Last year in Las Vegas, though, he took well to the Triple-A game in the hitter-friendly environment of the league and the 51s’ home ballpark and had a .352/.423/.541 line there. Some of that production should absolutely be attributed to the conditions, but it was a big improvement from what he had done in Vegas in his time there in 2015. And his 2016 line compared well to the rest of the league.

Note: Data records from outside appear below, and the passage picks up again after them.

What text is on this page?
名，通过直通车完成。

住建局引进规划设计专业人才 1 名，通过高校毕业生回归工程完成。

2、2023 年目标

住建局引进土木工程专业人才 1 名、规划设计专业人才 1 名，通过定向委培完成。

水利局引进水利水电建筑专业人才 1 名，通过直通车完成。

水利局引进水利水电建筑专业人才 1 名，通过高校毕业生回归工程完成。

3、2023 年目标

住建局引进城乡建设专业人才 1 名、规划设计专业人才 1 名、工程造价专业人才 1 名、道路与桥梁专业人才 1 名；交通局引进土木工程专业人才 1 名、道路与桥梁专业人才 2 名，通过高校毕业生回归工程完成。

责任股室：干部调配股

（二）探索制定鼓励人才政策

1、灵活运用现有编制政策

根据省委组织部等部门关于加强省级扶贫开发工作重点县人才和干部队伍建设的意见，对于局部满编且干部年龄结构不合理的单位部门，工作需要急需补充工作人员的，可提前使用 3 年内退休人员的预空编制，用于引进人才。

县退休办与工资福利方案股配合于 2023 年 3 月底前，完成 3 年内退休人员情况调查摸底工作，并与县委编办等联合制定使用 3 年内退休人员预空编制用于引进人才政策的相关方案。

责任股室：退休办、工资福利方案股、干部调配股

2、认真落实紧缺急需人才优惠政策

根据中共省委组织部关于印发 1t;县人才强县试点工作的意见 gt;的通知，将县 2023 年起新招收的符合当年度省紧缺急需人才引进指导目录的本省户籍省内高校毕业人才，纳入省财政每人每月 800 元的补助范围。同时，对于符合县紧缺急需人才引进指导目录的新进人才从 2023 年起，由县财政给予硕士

With that, he made his major league debut, and the cliché—that he held his own—seems fair. From late June through early August, he hit just .237/.297/.288. The highlight of that span was undoubtedly his first major league home run, which was mammoth in its trajectory. The Mets sent him back to the minors in early August and brought him back up to the big leagues in September. He only made 16 plate appearances from then through the end of the season, but he hit .429/.500/.500 in them. Add that to his first stint, and he finished the year with a .274/.338/.329 line and an 87 wRC+.
That doesn’t make Nimmo a lock for future success at baseball’s highest level, but there were at least encouraging signs. Still rookie-eligible, we ranked Nimmo the Mets’ sixth-best prospect on our top twenty-five this year. The general consensus among our prospect-writing crew was that Nimmo could be useful at the major league level.
With Michael Conforto ticketed for Las Vegas to play on an everyday basis and Yoenis Cespedes, Curtis Granderson, and Jay Bruce locked in as starters, Nimmo makes sense on the Mets’ bench alongside Juan Lagares. Whenever his hamstring is healthy, it would seem Nimmo will get that chance—and the chance to prove he’s in the majors for good.